SCOTUS to Consider Whether Silence Can be Evidence of Guilt
January 12, 2013 - 4:59 am
The case deals with a very specific application of Fifth Amendment protections; if you’re not under arrest and haven’t been read your rights, can the police construe your refusal to answer questions as a sign of your guilt?
Without comment, the court agreed to hear the appeal of Genovevo Salinas, who was convicted of murder and sentenced to 20 years in prison for the December 1992 deaths of two brothers in Houston.
Salinas voluntarily answered police questions for about an hour, but he became silent when asked whether shotgun shells found at the crime scene would match a gun found at his home. An officer testified that Salinas demonstrated signs of deception.
Ballistics testing later matched the gun to the casings left at the murder scene.
Salinas was charged in 1993 but evaded arrest until his capture in 2007.
His first trial ended in a mistrial. At his second trial, Texas was able to introduce evidence of his silence in the police station, over his lawyer’s objections.
Salinas’ lawyer argued that his client deserved a Fifth Amendment protection against self-incrimination, even though he had not been under arrest or read his rights under the landmark 1966 decision Miranda v. Arizona.
Last April, the 5th U.S. Circuit Court of Appeals upheld the conviction but noted that federal appeals courts are split as to whether “pre-arrest, pre-Miranda silence is admissible as substantive evidence of guilt.”
Texas opposed the appeal, saying that the protection against compulsory self-incrimination is irrelevant when a suspect is under no compulsion to speak, as Salinas was because he was not under arrest and was speaking voluntarily. It also said that any error was harmless.
The question should be, will allowing this kind of evidence undermine the Fifth Amendment’s iron-clad guarantee against incriminating oneself? The line is sharply drawn between a case like this and one where the subject has actually been arrested and read his Miranda rights. Is there a gray area that the Supreme Court needs to clarify? If there is, I don’t see it.
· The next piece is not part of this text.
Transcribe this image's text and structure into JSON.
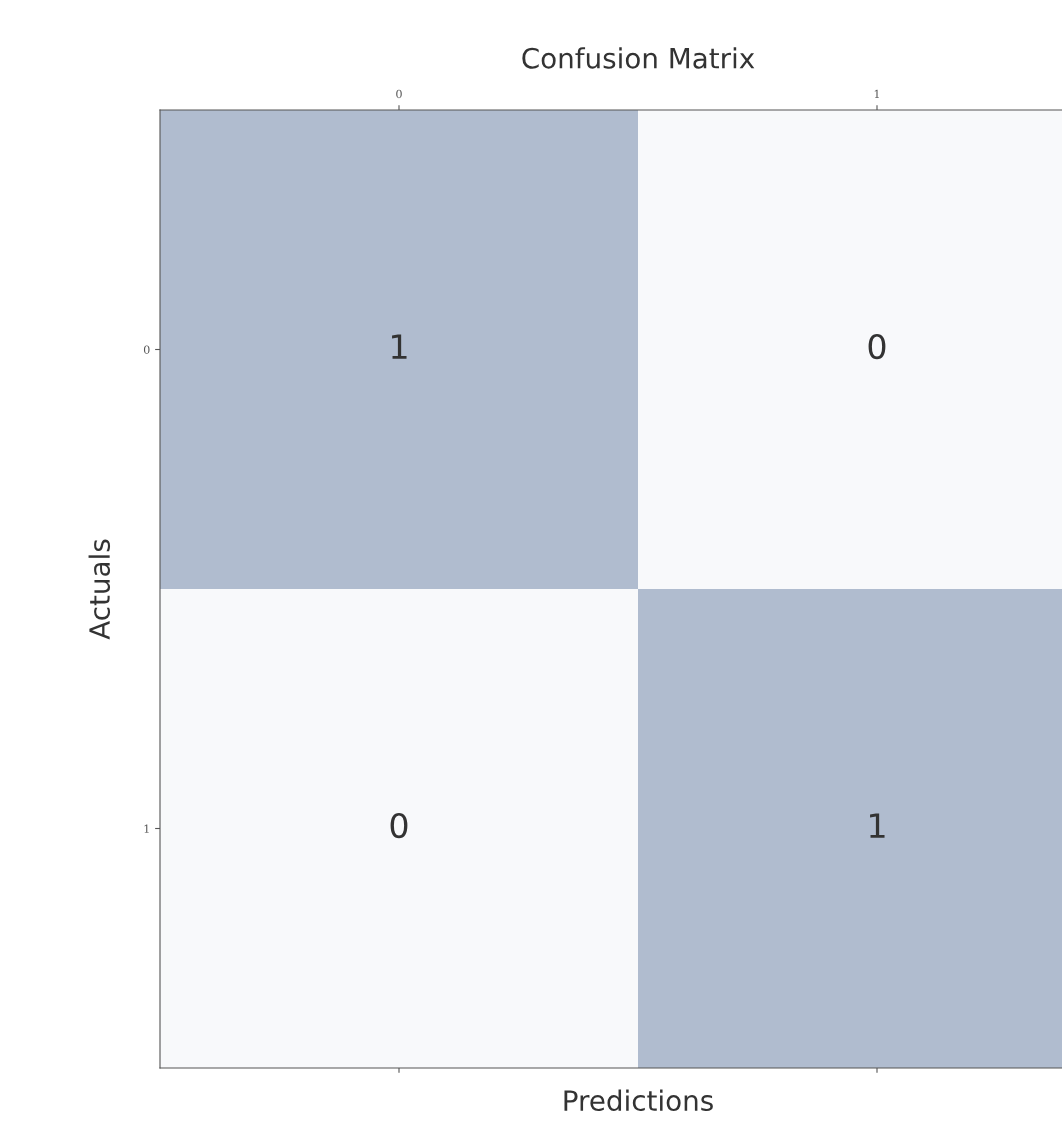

Still, the idea that the authorities can use your silence in any case against you is unsettling. Whether it is worrisome enough for five justices to rule in Salinas’ favor is another question.
If Mr. Salinas didn’t want to answer questions and was not under arrest, he should have been free to leave. But the fact that the police inferred guilt because of the way Mr. Salinas maintained his silence could be seen as good police work — something the Supreme Court usually keeps in mind when ruling on thorny Fifth Amendment issues.